About as far as you can get on the other end of the spectrum is the work of Wallace McRae. McRae, a ruddy-faced sixty-four and considered a lovable curmudgeon by his peers, is the author of several volumes of verse detailing his life of ranching in the Tongue River region of eastern Montana, particularly the town of Colstrip, home to five generations of McRaes.
 
They somehow share a secret bond
As each one recollects:
Together Separate Silently.
Each pays his last respects.
 
You’ll hear no keening to the valuated
skies
But the good hands know when a good
hand dies.

At the 2001 Cowboy Poetry Gathering at the Elko Convention Center, most of the Stetson hats worn by the visitors were the well-brushed western specialty-store kind, as were the new sharp-creased Wranglers and five-hundred-dollar custom-made boots sporting cactus or cowboy-on-a-bucking-horse designs. My first thought was that no one on the convention floor could be familiar with horses in anything but a strictly recreational way.

Then I saw one man, different from the others. He was walking through the crowd, and I stopped him and asked if I could take his picture.

He was short and wiry and looked to be about sixty with a weathered face, gray hair, and a drooping, silver walrus mustache. He wore a high-crowned gray hat, a soft leather vest, blue neckerchief, faded jeans, and scuffed brown boots. He was a little pigeon toed and bow legged, the way horsemen always are, and he wasn’t at all excited about getting his picture taken.
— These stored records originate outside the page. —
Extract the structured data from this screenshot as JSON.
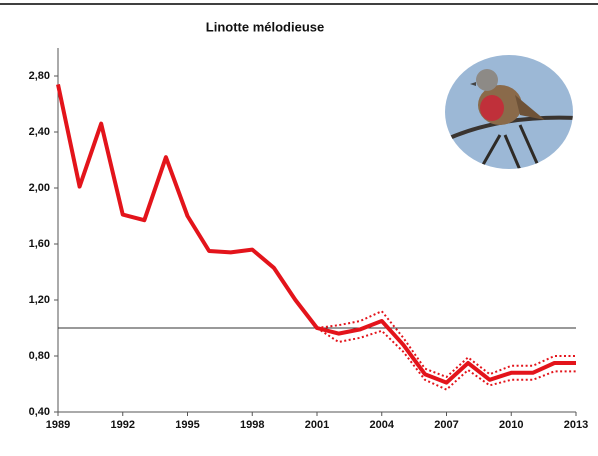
{
  "chart_data": {
    "type": "line",
    "title": "Linotte mélodieuse",
    "x": [
      1989,
      1990,
      1991,
      1992,
      1993,
      1994,
      1995,
      1996,
      1997,
      1998,
      1999,
      2000,
      2001,
      2002,
      2003,
      2004,
      2005,
      2006,
      2007,
      2008,
      2009,
      2010,
      2011,
      2012,
      2013
    ],
    "series": [
      {
        "color": "#e3141b",
        "style": "solid",
        "values": [
          2.74,
          2.01,
          2.46,
          1.81,
          1.77,
          2.22,
          1.8,
          1.55,
          1.54,
          1.56,
          1.43,
          1.2,
          1.0,
          0.96,
          0.99,
          1.05,
          0.88,
          0.67,
          0.61,
          0.75,
          0.63,
          0.68,
          0.68,
          0.75,
          0.75
        ]
      },
      {
        "color": "#e3141b",
        "style": "dotted",
        "values": [
          null,
          null,
          null,
          null,
          null,
          null,
          null,
          null,
          null,
          null,
          null,
          null,
          1.0,
          1.02,
          1.05,
          1.12,
          0.93,
          0.71,
          0.65,
          0.79,
          0.67,
          0.73,
          0.73,
          0.8,
          0.8
        ]
      },
      {
        "color": "#e3141b",
        "style": "dotted",
        "values": [
          null,
          null,
          null,
          null,
          null,
          null,
          null,
          null,
          null,
          null,
          null,
          null,
          1.0,
          0.9,
          0.93,
          0.98,
          0.83,
          0.63,
          0.56,
          0.7,
          0.59,
          0.63,
          0.63,
          0.69,
          0.69
        ]
      }
    ],
    "reference_line": 1.0,
    "xlim": [
      1989,
      2013
    ],
    "xticks": [
      1989,
      1992,
      1995,
      1998,
      2001,
      2004,
      2007,
      2010,
      2013
    ],
    "ylim": [
      0.4,
      3.0
    ],
    "yticks": [
      {
        "value": 0.4,
        "label": "0,40"
      },
      {
        "value": 0.8,
        "label": "0,80"
      },
      {
        "value": 1.2,
        "label": "1,20"
      },
      {
        "value": 1.6,
        "label": "1,60"
      },
      {
        "value": 2.0,
        "label": "2,00"
      },
      {
        "value": 2.4,
        "label": "2,40"
      },
      {
        "value": 2.8,
        "label": "2,80"
      }
    ]
  }
}
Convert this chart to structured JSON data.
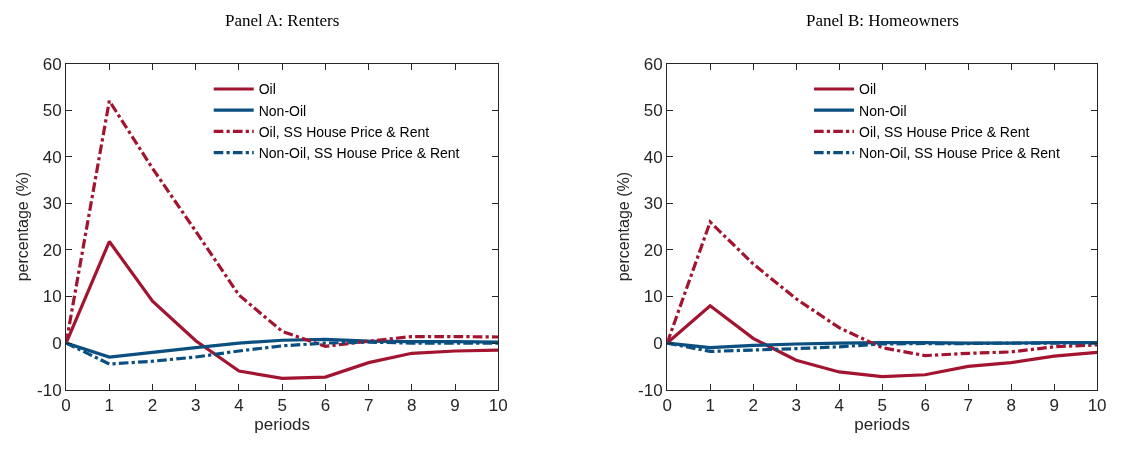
{
  "chart_data": [
    {
      "type": "line",
      "title": "Panel A: Renters",
      "xlabel": "periods",
      "ylabel": "percentage (%)",
      "x": [
        0,
        1,
        2,
        3,
        4,
        5,
        6,
        7,
        8,
        9,
        10
      ],
      "xlim": [
        0,
        10
      ],
      "xticks": [
        0,
        1,
        2,
        3,
        4,
        5,
        6,
        7,
        8,
        9,
        10
      ],
      "ylim": [
        -10,
        60
      ],
      "yticks": [
        -10,
        0,
        10,
        20,
        30,
        40,
        50,
        60
      ],
      "legend": "top",
      "marker": "none",
      "series": [
        {
          "name": "Oil",
          "color": "#a2142f",
          "line_style": "solid",
          "values": [
            0,
            21.8,
            9,
            0.5,
            -6,
            -7.6,
            -7.3,
            -4.2,
            -2.2,
            -1.7,
            -1.5
          ]
        },
        {
          "name": "Non-Oil",
          "color": "#0b4f80",
          "line_style": "solid",
          "values": [
            0,
            -3,
            -2,
            -1,
            0,
            0.6,
            0.8,
            0.4,
            0.3,
            0.3,
            0.2
          ]
        },
        {
          "name": "Oil, SS House Price & Rent",
          "color": "#a2142f",
          "line_style": "dashed",
          "values": [
            0,
            52,
            37.5,
            24,
            10.3,
            2.5,
            -0.7,
            0.4,
            1.4,
            1.4,
            1.3
          ]
        },
        {
          "name": "Non-Oil, SS House Price & Rent",
          "color": "#0b4f80",
          "line_style": "dashed",
          "values": [
            0,
            -4.5,
            -3.9,
            -3,
            -1.7,
            -0.6,
            0,
            0.2,
            0,
            0,
            0
          ]
        }
      ]
    },
    {
      "type": "line",
      "title": "Panel B: Homeowners",
      "xlabel": "periods",
      "ylabel": "percentage (%)",
      "x": [
        0,
        1,
        2,
        3,
        4,
        5,
        6,
        7,
        8,
        9,
        10
      ],
      "xlim": [
        0,
        10
      ],
      "xticks": [
        0,
        1,
        2,
        3,
        4,
        5,
        6,
        7,
        8,
        9,
        10
      ],
      "ylim": [
        -10,
        60
      ],
      "yticks": [
        -10,
        0,
        10,
        20,
        30,
        40,
        50,
        60
      ],
      "legend": "top",
      "marker": "none",
      "series": [
        {
          "name": "Oil",
          "color": "#a2142f",
          "line_style": "solid",
          "values": [
            0,
            8,
            1,
            -3.7,
            -6.2,
            -7.2,
            -6.8,
            -5,
            -4.2,
            -2.8,
            -2
          ]
        },
        {
          "name": "Non-Oil",
          "color": "#0b4f80",
          "line_style": "solid",
          "values": [
            0,
            -1,
            -0.5,
            -0.2,
            0,
            0.1,
            0.1,
            0,
            0,
            0.1,
            0.1
          ]
        },
        {
          "name": "Oil, SS House Price & Rent",
          "color": "#a2142f",
          "line_style": "dashed",
          "values": [
            0,
            26,
            17,
            9.5,
            3.3,
            -1,
            -2.7,
            -2.2,
            -1.9,
            -0.8,
            -0.4
          ]
        },
        {
          "name": "Non-Oil, SS House Price & Rent",
          "color": "#0b4f80",
          "line_style": "dashed",
          "values": [
            0,
            -1.8,
            -1.5,
            -1.2,
            -0.8,
            -0.2,
            -0.1,
            -0.1,
            0,
            0,
            0
          ]
        }
      ]
    }
  ]
}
“Smile if you like,” I said, and immediately regretted saying, as I saw his steady stare in the viewfinder.

“I ain’t smilin’,” he said.

As I took the shot I dropped the notebook sandwiched under my arm. “You dropped your tally book,” he said disinterestedly. “You’re not worth much without your tally book.”
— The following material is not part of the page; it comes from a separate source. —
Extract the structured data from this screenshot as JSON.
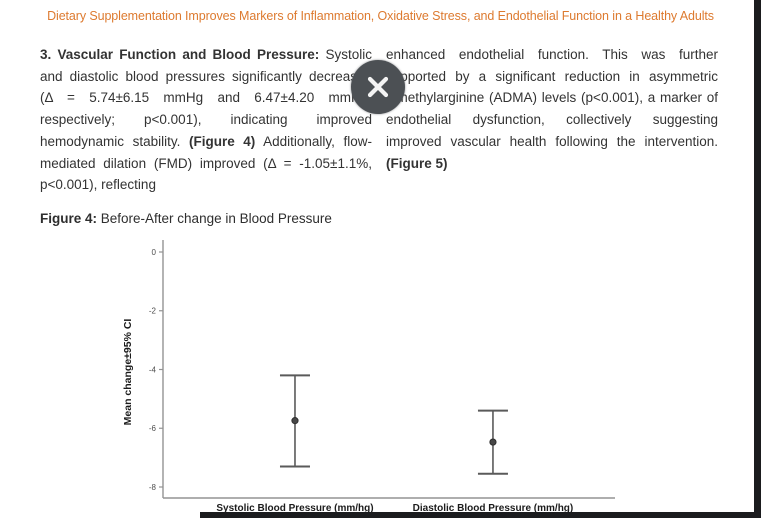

I shook a hand that felt like rough quartz, introducing myself and the magazine I was writing for. He said, “My name’s Kack.”

“Cat?”

“Kack,” he repeated testily. “You know what a kack is?”

“A saddle,” I said confidently.

“My saddle,” he said, as if to correct me. “Any good man’s saddle.”

“Right,” I said. He gave me a slight smile and walked away. I never got his real name; he probably would have thought my asking for it an imposition. Besides, he had told me who he is. He is Kack. And Kack is a buckaroo.

I thought about him as I flew from Elko to Salt Lake, the first leg of the journey home. There was a full moon, and as the plane crossed over the shiny snow ranges, I looked down to see one ranch light shining up from the vastness below.

One ranch light beneath the big buckaroo moon.


Bill Croke is a writer in Cody, Wyoming.